Wie oft in der Reihe der Frierenden der seichte Witz zu hören ist, dass ein bisschen Erderwärmung gerade recht gern gesehen wäre? Irgendwann hört man auf zu zählen! Weder die dänische Gipfelpräsidentschaft, noch das Uno-Klimasekretariat kümmern sich um die Menschen, die seit Stunden bei Temperaturen unter Null ausharren. Heiße Getränke? Vielleicht sogar eine Notversorgung mit Essen? Fehlanzeige.

Irgendwann am Nachmittag erscheint ein Mann mit einem Megafon - und stellt kurz und bündig eine weitere, längere Wartezeit in Aussicht. Die Menge antwortet mit Schlachtrufen. "Wir wollen rein!" und "Schämt Euch!", skandieren die Wartenden, aber es ändert nichts, bis am Abend zumindest einige Journalisten und Delegierte aus der Schlage eingelassen werden. Viele Beobachter von Nichtregierungsorganisationen stehen zu diesem Zeitpunkt noch immer an - ohne Erfolg.
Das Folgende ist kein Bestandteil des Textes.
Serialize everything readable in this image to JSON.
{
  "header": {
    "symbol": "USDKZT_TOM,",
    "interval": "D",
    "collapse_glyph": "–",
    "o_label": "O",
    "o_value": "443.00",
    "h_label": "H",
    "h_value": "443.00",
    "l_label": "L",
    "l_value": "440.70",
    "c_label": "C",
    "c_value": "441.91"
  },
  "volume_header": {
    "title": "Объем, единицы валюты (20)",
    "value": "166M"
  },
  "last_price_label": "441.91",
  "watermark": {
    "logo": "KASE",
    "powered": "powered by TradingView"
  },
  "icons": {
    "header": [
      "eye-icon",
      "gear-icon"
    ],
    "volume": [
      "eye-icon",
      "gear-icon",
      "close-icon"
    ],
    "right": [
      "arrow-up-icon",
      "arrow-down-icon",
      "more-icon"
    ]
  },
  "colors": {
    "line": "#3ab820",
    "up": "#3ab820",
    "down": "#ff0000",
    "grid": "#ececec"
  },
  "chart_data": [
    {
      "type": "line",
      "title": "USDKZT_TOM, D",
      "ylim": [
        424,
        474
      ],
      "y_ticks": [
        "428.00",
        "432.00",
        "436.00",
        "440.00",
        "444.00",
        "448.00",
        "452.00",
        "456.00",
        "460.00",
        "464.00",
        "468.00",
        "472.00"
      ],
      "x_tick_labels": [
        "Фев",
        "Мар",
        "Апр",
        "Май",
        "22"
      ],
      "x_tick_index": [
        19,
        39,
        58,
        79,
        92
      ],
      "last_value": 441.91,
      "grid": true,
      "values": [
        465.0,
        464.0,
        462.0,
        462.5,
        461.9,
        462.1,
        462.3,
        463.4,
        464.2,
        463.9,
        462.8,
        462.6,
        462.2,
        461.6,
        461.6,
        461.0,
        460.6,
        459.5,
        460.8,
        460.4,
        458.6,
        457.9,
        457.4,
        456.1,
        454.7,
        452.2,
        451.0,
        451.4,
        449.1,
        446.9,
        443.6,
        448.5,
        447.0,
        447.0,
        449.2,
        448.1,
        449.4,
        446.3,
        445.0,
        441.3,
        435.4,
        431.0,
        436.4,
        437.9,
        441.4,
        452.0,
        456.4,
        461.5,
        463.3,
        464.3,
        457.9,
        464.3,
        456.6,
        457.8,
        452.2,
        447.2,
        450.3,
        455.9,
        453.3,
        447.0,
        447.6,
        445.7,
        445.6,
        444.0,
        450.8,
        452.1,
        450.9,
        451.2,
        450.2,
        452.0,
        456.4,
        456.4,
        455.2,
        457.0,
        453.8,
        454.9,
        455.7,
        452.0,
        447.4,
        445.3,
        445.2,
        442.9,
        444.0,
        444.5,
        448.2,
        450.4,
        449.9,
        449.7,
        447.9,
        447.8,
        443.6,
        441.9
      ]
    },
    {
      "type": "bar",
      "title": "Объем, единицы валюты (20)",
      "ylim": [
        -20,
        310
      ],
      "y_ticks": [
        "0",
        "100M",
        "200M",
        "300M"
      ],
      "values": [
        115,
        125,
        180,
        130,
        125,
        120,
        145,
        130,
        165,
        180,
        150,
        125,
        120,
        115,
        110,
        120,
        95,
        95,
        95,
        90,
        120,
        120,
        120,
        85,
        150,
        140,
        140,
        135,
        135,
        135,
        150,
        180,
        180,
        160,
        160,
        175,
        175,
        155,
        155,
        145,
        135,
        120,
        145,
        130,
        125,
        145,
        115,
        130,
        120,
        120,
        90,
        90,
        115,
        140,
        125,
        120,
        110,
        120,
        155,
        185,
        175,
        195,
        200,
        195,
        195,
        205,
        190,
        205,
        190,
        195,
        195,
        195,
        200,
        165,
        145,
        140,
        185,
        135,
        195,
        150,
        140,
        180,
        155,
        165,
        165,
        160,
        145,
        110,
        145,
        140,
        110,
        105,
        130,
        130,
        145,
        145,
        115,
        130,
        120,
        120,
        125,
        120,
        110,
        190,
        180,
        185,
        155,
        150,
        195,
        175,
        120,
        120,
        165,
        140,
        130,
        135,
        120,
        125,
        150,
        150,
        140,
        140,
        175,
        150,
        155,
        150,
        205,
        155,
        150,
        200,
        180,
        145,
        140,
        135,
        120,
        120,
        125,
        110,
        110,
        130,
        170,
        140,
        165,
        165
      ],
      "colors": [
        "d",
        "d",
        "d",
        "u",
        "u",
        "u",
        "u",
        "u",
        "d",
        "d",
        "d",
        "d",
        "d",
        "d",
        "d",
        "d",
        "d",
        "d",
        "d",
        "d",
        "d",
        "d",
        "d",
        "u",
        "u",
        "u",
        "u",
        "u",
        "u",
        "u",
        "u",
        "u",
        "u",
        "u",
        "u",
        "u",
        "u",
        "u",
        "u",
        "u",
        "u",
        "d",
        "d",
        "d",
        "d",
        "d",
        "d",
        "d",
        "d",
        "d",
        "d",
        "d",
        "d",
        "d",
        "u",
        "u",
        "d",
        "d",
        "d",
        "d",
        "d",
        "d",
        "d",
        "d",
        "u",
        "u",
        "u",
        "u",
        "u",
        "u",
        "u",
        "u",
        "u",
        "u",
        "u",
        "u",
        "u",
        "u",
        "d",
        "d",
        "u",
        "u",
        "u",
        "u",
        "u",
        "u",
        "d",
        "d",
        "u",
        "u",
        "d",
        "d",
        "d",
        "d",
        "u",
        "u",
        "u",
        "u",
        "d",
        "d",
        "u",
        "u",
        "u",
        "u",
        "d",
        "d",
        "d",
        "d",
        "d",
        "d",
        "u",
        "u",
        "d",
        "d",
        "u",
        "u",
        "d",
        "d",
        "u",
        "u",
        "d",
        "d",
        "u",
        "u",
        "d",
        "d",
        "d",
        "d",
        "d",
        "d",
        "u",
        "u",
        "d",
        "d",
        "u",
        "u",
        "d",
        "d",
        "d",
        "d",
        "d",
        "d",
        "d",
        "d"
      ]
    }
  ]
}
Ansturm wurde unterschätzt

Das Problem ist, dass sowohl die dänische Gipfelpräsidentschaft als auch das Uno-Klimasekretariat den Ansturm der Interessenten unterschätzt haben - obwohl sie es angesichts der Voranmeldungen besser hätten wissen müssen. Mittlerweile haben sich mehr als 45.000 Menschen für den Weltklimagipfel registriert. Seit November wurden keine neuen Akkreditierungen mehr akzeptiert. Das gut 77.000 Quadratmeter große Konferenzgelände in Kopenhagen fasst nämlich nur 15.000 Menschen.

"Wenn es klar ist, dass so viele Menschen kommen, hätte man das Konferenzzentrum in zwei Bereiche teilen können: einen für das Rahmenprogramm und einen für die politischen Verhandlungen", sagt Tilman Santarius, Referent für Internationale Klima- und Energiepolitik bei der Heinrich Böll Stiftung, im Gespräch mit SPIEGEL ONLINE. Die Organisatoren beharren darauf, dass viele Menschen gekommen seien, die sich nicht angemeldet hätten. So käme es zu den massiven Verzögerungen. Die eigene Überforderung mag man sich nicht eingestehen.

Die unglaubliche Warteschlange am Eingang ist dabei ein Problem. Ein weiteres haben vor allem die etwa 18.000 Beobachter von Nichtregierungsorganisationen. Für sie gibt es in der zweiten Gipfelwoche massive Beschränkungen. Am Dienstag und Mittwoch entfallen auf diese Gruppe noch 7000 Zugangskarten, am Donnerstag - wenn die Politprominenz anrauscht - sind es noch 900. Und am Freitag, dem offiziell letzten Gipfeltag, sind gerade noch 90 Beobachter zugelassen.

"Die Tatsache, dass die Begrenzung der Teilnehmerzahl erst während der ersten Konferenzwoche beschlossen wurde, zeigt, dass das die dänische Gipfelpräsidentschaft und das Klimasekretariat nicht anständig vorbereitet waren", beklagt Santarius.

Der Imageschaden ist schon jetzt gewaltig. Das betrifft sowohl die Dänen als auch das Uno-Klimasekretariat. "Wie soll man der Uno zutrauen, ein Klimaabkommen durchzusetzen, wenn sie noch nicht einmal das hier auf die Reihe bekommt", grummelt ein Amerikaner in der Schlange.